Corporate revenue growth is expected to print at 12-13% on-year for the third quarter of this fiscal ended December 31, 2018, or 400-500 basis points lower than the ~17% on average in the first two quarters. Growth in operating profit (EBITDA), is also expected to print lower, at just below 10% on-year compared with ~15% over the three quarters preceding.
Linked to this, India Inc is expected to report a margin contraction of ~50 basis points (bps) on-year for the quarter amid rising raw material costs across sectors.

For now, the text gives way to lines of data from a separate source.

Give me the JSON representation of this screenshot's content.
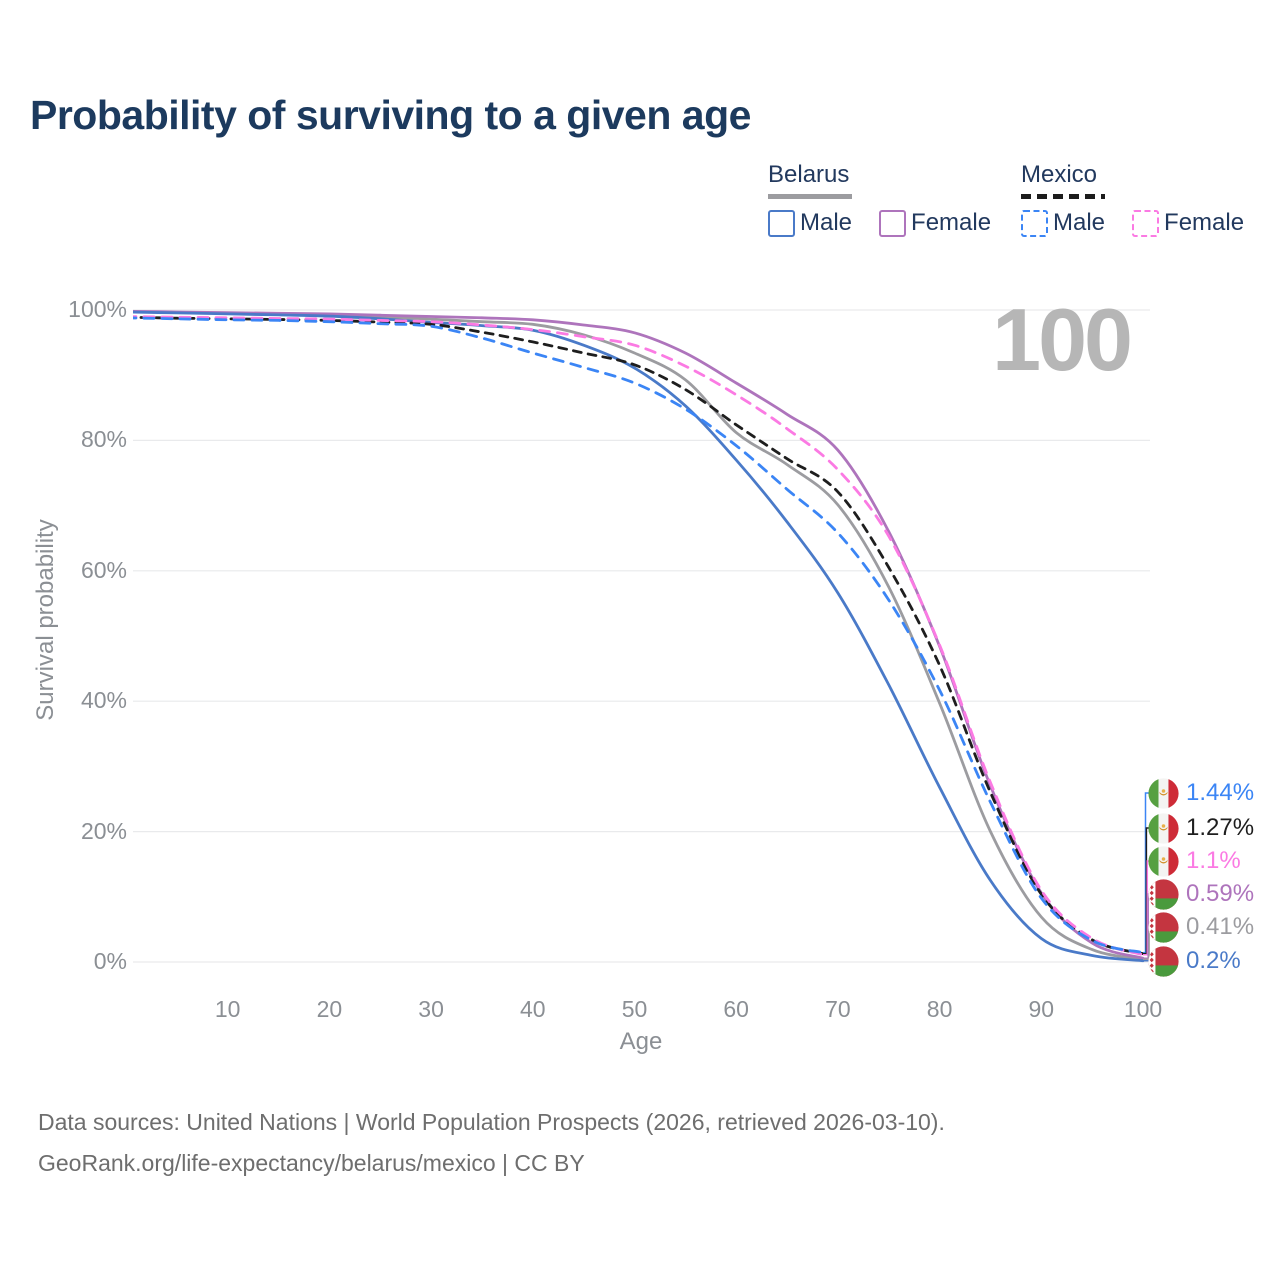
{
  "title": "Probability of surviving to a given age",
  "colors": {
    "title_text": "#1c3a5e",
    "legend_text": "#22395e",
    "axis_text": "#8b8f94",
    "gridline": "#e9eaec",
    "watermark_text": "#b6b6b6",
    "footer_text": "#6e6e6e",
    "belarus_male": "#4a7ac8",
    "belarus_female": "#ae74bc",
    "belarus_total": "#9c9ca0",
    "mexico_male": "#3b85f5",
    "mexico_female": "#fb7ae3",
    "mexico_total": "#1e1e1e"
  },
  "legend": {
    "groups": [
      {
        "label": "Belarus",
        "line_style": "solid",
        "underline_color": "#9c9ca0",
        "items": [
          {
            "label": "Male",
            "color": "#4a7ac8"
          },
          {
            "label": "Female",
            "color": "#ae74bc"
          }
        ]
      },
      {
        "label": "Mexico",
        "line_style": "dashed",
        "underline_color": "#1c1c1c",
        "items": [
          {
            "label": "Male",
            "color": "#3b85f5"
          },
          {
            "label": "Female",
            "color": "#fb7ae3"
          }
        ]
      }
    ]
  },
  "watermark_age": "100",
  "chart_data": {
    "type": "line",
    "title": "Probability of surviving to a given age",
    "xlabel": "Age",
    "ylabel": "Survival probability",
    "xlim": [
      0,
      100
    ],
    "ylim": [
      0,
      100
    ],
    "x_ticks": [
      10,
      20,
      30,
      40,
      50,
      60,
      70,
      80,
      90,
      100
    ],
    "y_ticks": [
      {
        "value": 0,
        "label": "0%"
      },
      {
        "value": 20,
        "label": "20%"
      },
      {
        "value": 40,
        "label": "40%"
      },
      {
        "value": 60,
        "label": "60%"
      },
      {
        "value": 80,
        "label": "80%"
      },
      {
        "value": 100,
        "label": "100%"
      }
    ],
    "grid": "horizontal",
    "legend_position": "top-right",
    "x": [
      0,
      5,
      10,
      15,
      20,
      25,
      30,
      35,
      40,
      45,
      50,
      55,
      60,
      65,
      70,
      75,
      80,
      85,
      90,
      95,
      100
    ],
    "series": [
      {
        "id": "belarus_total",
        "name": "Belarus Total",
        "color": "#9c9ca0",
        "dash": "solid",
        "values": [
          99.75,
          99.6,
          99.5,
          99.35,
          99.2,
          98.95,
          98.6,
          98.2,
          97.8,
          96.2,
          93.4,
          89.3,
          81.2,
          76.3,
          70.1,
          57.5,
          39.7,
          20.0,
          6.9,
          1.9,
          0.41
        ]
      },
      {
        "id": "belarus_female",
        "name": "Belarus Female",
        "color": "#ae74bc",
        "dash": "solid",
        "values": [
          99.8,
          99.7,
          99.6,
          99.5,
          99.4,
          99.2,
          99.0,
          98.8,
          98.5,
          97.7,
          96.5,
          93.4,
          88.8,
          84.0,
          78.5,
          66.0,
          48.4,
          27.0,
          10.6,
          2.9,
          0.59
        ]
      },
      {
        "id": "belarus_male",
        "name": "Belarus Male",
        "color": "#4a7ac8",
        "dash": "solid",
        "values": [
          99.7,
          99.55,
          99.4,
          99.25,
          99.05,
          98.65,
          98.1,
          97.6,
          96.9,
          94.6,
          91.1,
          85.3,
          77.0,
          67.5,
          56.6,
          42.5,
          26.8,
          12.5,
          3.6,
          1.0,
          0.2
        ]
      },
      {
        "id": "mexico_total",
        "name": "Mexico Total",
        "color": "#1e1e1e",
        "dash": "dashed",
        "values": [
          98.9,
          98.75,
          98.65,
          98.55,
          98.4,
          98.15,
          97.8,
          96.6,
          95.1,
          93.4,
          91.6,
          87.8,
          82.4,
          77.2,
          72.1,
          60.5,
          45.5,
          26.0,
          10.4,
          3.4,
          1.27
        ]
      },
      {
        "id": "mexico_female",
        "name": "Mexico Female",
        "color": "#fb7ae3",
        "dash": "dashed",
        "values": [
          99.0,
          98.9,
          98.8,
          98.7,
          98.6,
          98.4,
          98.2,
          97.7,
          97.0,
          95.9,
          94.6,
          91.4,
          87.0,
          81.8,
          75.5,
          65.3,
          48.6,
          27.5,
          11.0,
          3.6,
          1.1
        ]
      },
      {
        "id": "mexico_male",
        "name": "Mexico Male",
        "color": "#3b85f5",
        "dash": "dashed",
        "values": [
          98.8,
          98.65,
          98.5,
          98.4,
          98.2,
          97.9,
          97.5,
          95.7,
          93.4,
          91.2,
          88.8,
          84.8,
          79.2,
          72.5,
          65.8,
          55.5,
          41.7,
          24.5,
          9.8,
          3.3,
          1.44
        ]
      }
    ],
    "end_labels": [
      {
        "value": "1.44%",
        "flag": "mexico",
        "series": "mexico_male",
        "color": "#3b85f5"
      },
      {
        "value": "1.27%",
        "flag": "mexico",
        "series": "mexico_total",
        "color": "#1e1e1e"
      },
      {
        "value": "1.1%",
        "flag": "mexico",
        "series": "mexico_female",
        "color": "#fb7ae3"
      },
      {
        "value": "0.59%",
        "flag": "belarus",
        "series": "belarus_female",
        "color": "#ae74bc"
      },
      {
        "value": "0.41%",
        "flag": "belarus",
        "series": "belarus_total",
        "color": "#9c9ca0"
      },
      {
        "value": "0.2%",
        "flag": "belarus",
        "series": "belarus_male",
        "color": "#4a7ac8"
      }
    ]
  },
  "footer": {
    "line1": "Data sources: United Nations | World Population Prospects (2026, retrieved 2026-03-10).",
    "line2": "GeoRank.org/life-expectancy/belarus/mexico | CC BY"
  }
}
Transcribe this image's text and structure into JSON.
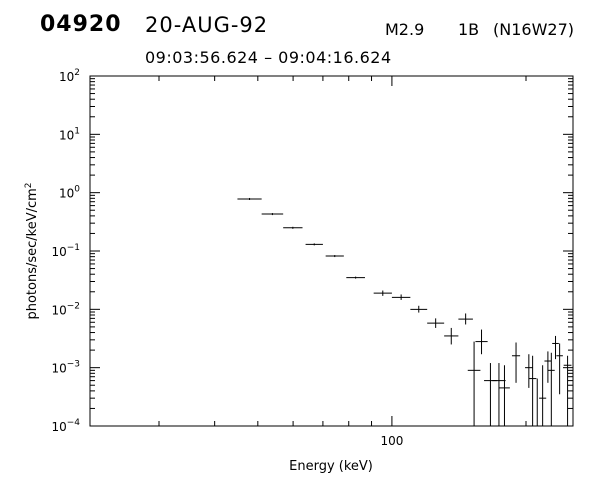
{
  "header": {
    "event_id": "04920",
    "date": "20-AUG-92",
    "flare_class": "M2.9",
    "flare_importance": "1B",
    "flare_location": "(N16W27)",
    "time_range": "09:03:56.624 – 09:04:16.624"
  },
  "chart_data": {
    "type": "scatter",
    "title": "",
    "xlabel": "Energy (keV)",
    "ylabel": "photons/sec/keV/cm²",
    "x_scale": "log",
    "y_scale": "log",
    "xlim": [
      21,
      255
    ],
    "ylim": [
      0.0001,
      100
    ],
    "x_tick_labels": [
      {
        "value": 100,
        "label": "100"
      }
    ],
    "y_tick_labels": [
      {
        "value": 100,
        "base": "10",
        "exp": "2"
      },
      {
        "value": 10,
        "base": "10",
        "exp": "1"
      },
      {
        "value": 1,
        "base": "10",
        "exp": "0"
      },
      {
        "value": 0.1,
        "base": "10",
        "exp": "−1"
      },
      {
        "value": 0.01,
        "base": "10",
        "exp": "−2"
      },
      {
        "value": 0.001,
        "base": "10",
        "exp": "−3"
      },
      {
        "value": 0.0001,
        "base": "10",
        "exp": "−4"
      }
    ],
    "grid": false,
    "series": [
      {
        "points": [
          {
            "x_lo": 45,
            "x_hi": 51,
            "y": 0.78
          },
          {
            "x_lo": 51,
            "x_hi": 57,
            "y": 0.43
          },
          {
            "x_lo": 57,
            "x_hi": 63,
            "y": 0.25
          },
          {
            "x_lo": 64,
            "x_hi": 70,
            "y": 0.13
          },
          {
            "x_lo": 71,
            "x_hi": 78,
            "y": 0.082
          },
          {
            "x_lo": 79,
            "x_hi": 87,
            "y": 0.035
          },
          {
            "x_lo": 91,
            "x_hi": 100,
            "y": 0.019,
            "y_lo": 0.017,
            "y_hi": 0.021
          },
          {
            "x_lo": 100,
            "x_hi": 110,
            "y": 0.016,
            "y_lo": 0.0145,
            "y_hi": 0.018
          },
          {
            "x_lo": 110,
            "x_hi": 120,
            "y": 0.01,
            "y_lo": 0.0088,
            "y_hi": 0.0115
          },
          {
            "x_lo": 120,
            "x_hi": 131,
            "y": 0.0058,
            "y_lo": 0.0048,
            "y_hi": 0.007
          },
          {
            "x_lo": 131,
            "x_hi": 141,
            "y": 0.0035,
            "y_lo": 0.0025,
            "y_hi": 0.0048
          },
          {
            "x_lo": 141,
            "x_hi": 152,
            "y": 0.0068,
            "y_lo": 0.0055,
            "y_hi": 0.0085
          },
          {
            "x_lo": 148,
            "x_hi": 158,
            "y": 0.0009,
            "y_lo": 0.0001,
            "y_hi": 0.0028
          },
          {
            "x_lo": 154,
            "x_hi": 164,
            "y": 0.0028,
            "y_lo": 0.0017,
            "y_hi": 0.0045
          },
          {
            "x_lo": 161,
            "x_hi": 172,
            "y": 0.0006,
            "y_lo": 0.0001,
            "y_hi": 0.0012
          },
          {
            "x_lo": 168,
            "x_hi": 180,
            "y": 0.0006,
            "y_lo": 0.0001,
            "y_hi": 0.0012
          },
          {
            "x_lo": 174,
            "x_hi": 184,
            "y": 0.00045,
            "y_lo": 0.0001,
            "y_hi": 0.0011
          },
          {
            "x_lo": 186,
            "x_hi": 194,
            "y": 0.0016,
            "y_lo": 0.00055,
            "y_hi": 0.0027
          },
          {
            "x_lo": 199,
            "x_hi": 207,
            "y": 0.001,
            "y_lo": 0.00045,
            "y_hi": 0.0017
          },
          {
            "x_lo": 203,
            "x_hi": 211,
            "y": 0.00065,
            "y_lo": 0.0001,
            "y_hi": 0.0016
          },
          {
            "x_lo": 208,
            "x_hi": 216,
            "y": 0.0001,
            "y_lo": 0.0001,
            "y_hi": 0.00065
          },
          {
            "x_lo": 214,
            "x_hi": 222,
            "y": 0.0003,
            "y_lo": 0.0001,
            "y_hi": 0.0011
          },
          {
            "x_lo": 220,
            "x_hi": 228,
            "y": 0.0013,
            "y_lo": 0.00055,
            "y_hi": 0.0019
          },
          {
            "x_lo": 224,
            "x_hi": 232,
            "y": 0.0009,
            "y_lo": 0.0001,
            "y_hi": 0.0018
          },
          {
            "x_lo": 229,
            "x_hi": 237,
            "y": 0.0026,
            "y_lo": 0.0014,
            "y_hi": 0.0035
          },
          {
            "x_lo": 234,
            "x_hi": 242,
            "y": 0.0016,
            "y_lo": 0.00035,
            "y_hi": 0.0026
          },
          {
            "x_lo": 243,
            "x_hi": 253,
            "y": 0.0011,
            "y_lo": 0.0001,
            "y_hi": 0.0016
          }
        ]
      }
    ]
  }
}
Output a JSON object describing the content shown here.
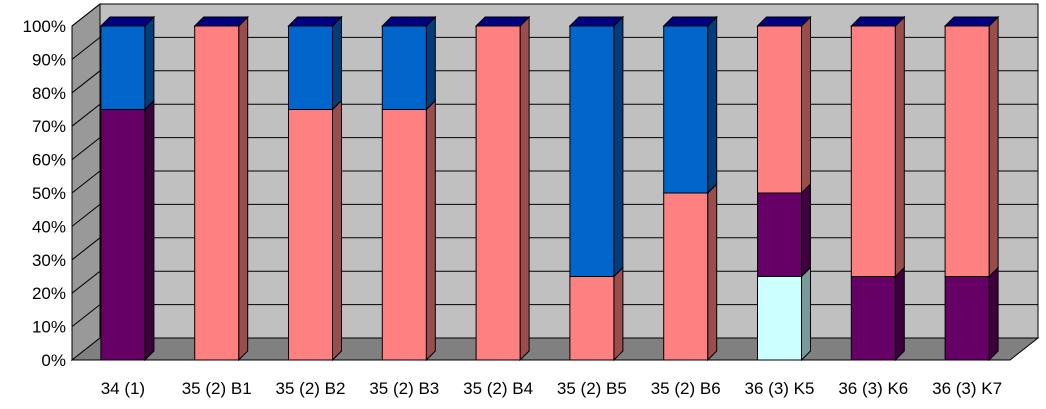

Says Prasad Koparkar, Senior Director, CRISIL Research, “Commodity and infrastructure-linked sectors are expected to support revenues for the quarter ended December. Steel, cement, natural gas and petrochemicals are expected to be driven by volume and/or realisation growth, while sectors such as construction and capital goods are expected to grow on a pickup in execution of key infrastructure-led government schemes. In consumption spending-led sectors such as airline services and retail, revenues will be supported by positive demand sentiment, while in export-oriented segments such as IT services and pharma, the boost would come from a weak rupee on a y-o-y basis.”
However, overall revenue growth will be constrained by a demand slowdown in automobiles, sugar, aluminium and telecom services. Automobiles revenue is expected to have been impacted by a rise in ownership costs, while the other sectors would bear the impact of lower realisations and competitive pressures.